Audit finds high-speed rail rush raised costs
SACRAMENTO — Pushing to break ground on California’s high-speed rail project before critical planning for the Central Valley line was in place drove up its cost by $600 million, with that “flawed decision” potentially increasing the price tag by another $1 billion, state Auditor Elaine Howle said Thursday.
And more financial problems are looming for high-speed rail. The state could lose $3.5 billion in federal grant money if the first segment of the line is not completed by December 2022 as planned, Howle warned in a report. The auditor’s office said to meet that deadline, the pace of construction must double over the next four years.
The completion date for the entire San Francisco-to-Los Angeles bullet-train line has already been pushed back to 2033 and the cost has shot up to $77 billion. That is more than twice the price tag of $32 billion that was pitched to voters nearly a decade ago.
Construction on the first part of the line, a 119-mile stretch from Madera to Bakersfield, began in 2015, before the state had acquired much of the needed land. That “directly resulted in delays to the construction schedules,” Howle said.
The auditor’s report comes as the project’s
biggest champion, Gov. Jerry Brown, prepares to leave office in the coming weeks. Gov.-elect Gavin Newsom has been less enthusiastic about highspeed rail than Brown, saying he would focus on completing the portion from the San Joaquin Valley to the Bay Area before deciding whether to make a push to Los Angeles.
The California High Speed Rail Authority said it would adopt all of the auditor’s recommendations, which included deciding how much land the state should buy before breaking ground on future segments.
“Our concurrence with all of the recommendations for process improvements in this audit report does not signal agreement with all of its conclusions about the impact of past decisions by the authority,” Mike Rossi, a rail authority board member, said in a statement.

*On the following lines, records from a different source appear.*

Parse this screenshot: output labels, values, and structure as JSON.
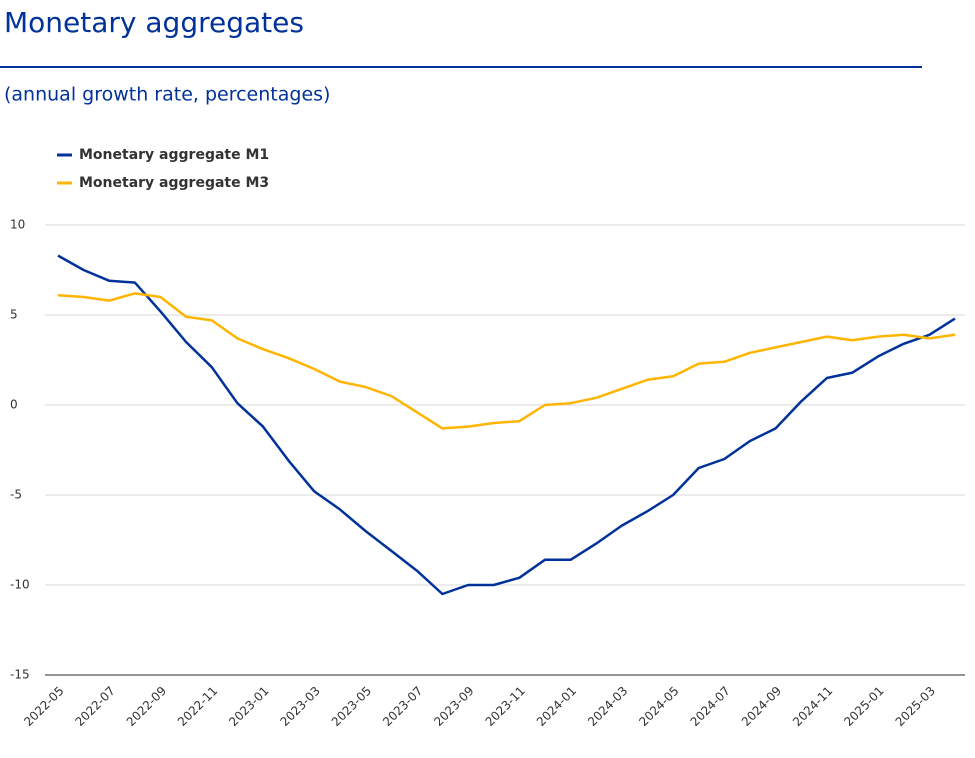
{
  "chart_data": {
    "type": "line",
    "title": "Monetary aggregates",
    "subtitle": "(annual growth rate, percentages)",
    "categories": [
      "2022-05",
      null,
      "2022-07",
      null,
      "2022-09",
      null,
      "2022-11",
      null,
      "2023-01",
      null,
      "2023-03",
      null,
      "2023-05",
      null,
      "2023-07",
      null,
      "2023-09",
      null,
      "2023-11",
      null,
      "2024-01",
      null,
      "2024-03",
      null,
      "2024-05",
      null,
      "2024-07",
      null,
      "2024-09",
      null,
      "2024-11",
      null,
      "2025-01",
      null,
      "2025-03",
      null
    ],
    "series": [
      {
        "name": "Monetary aggregate M1",
        "color": "#003299",
        "values": [
          8.3,
          7.5,
          6.9,
          6.8,
          5.2,
          3.5,
          2.1,
          0.1,
          -1.2,
          -3.1,
          -4.8,
          -5.8,
          -7.0,
          -8.1,
          -9.2,
          -10.5,
          -10.0,
          -10.0,
          -9.6,
          -8.6,
          -8.6,
          -7.7,
          -6.7,
          -5.9,
          -5.0,
          -3.5,
          -3.0,
          -2.0,
          -1.3,
          0.2,
          1.5,
          1.8,
          2.7,
          3.4,
          3.9,
          4.8
        ]
      },
      {
        "name": "Monetary aggregate M3",
        "color": "#ffb400",
        "values": [
          6.1,
          6.0,
          5.8,
          6.2,
          6.0,
          4.9,
          4.7,
          3.7,
          3.1,
          2.6,
          2.0,
          1.3,
          1.0,
          0.5,
          -0.4,
          -1.3,
          -1.2,
          -1.0,
          -0.9,
          0.0,
          0.1,
          0.4,
          0.9,
          1.4,
          1.6,
          2.3,
          2.4,
          2.9,
          3.2,
          3.5,
          3.8,
          3.6,
          3.8,
          3.9,
          3.7,
          3.9
        ]
      }
    ],
    "ylim": [
      -15,
      10
    ],
    "yticks": [
      10,
      5,
      0,
      -5,
      -10,
      -15
    ],
    "grid": true,
    "legend": "top-left"
  }
}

Howle said the rail authority needs to improve its oversight of contracts to control soaring costs. Auditors found “significant problems” with how the agency reviews invoices and contracts.
The audit released Thursday was done at the request of the Joint Legislative Audit Committee. Assemblyman Jim Patterson, R-Fresno, a critic of the rail project, said the report shows that high-speed rail is “dead in the water.”
“There will never be a completed track from the Bay Area to Los Angeles,” Patterson said. “This project cannot be revived in its current state, and this audit is further proof that the best we can hope for is a rump railroad running from Bakersfield to Madera.”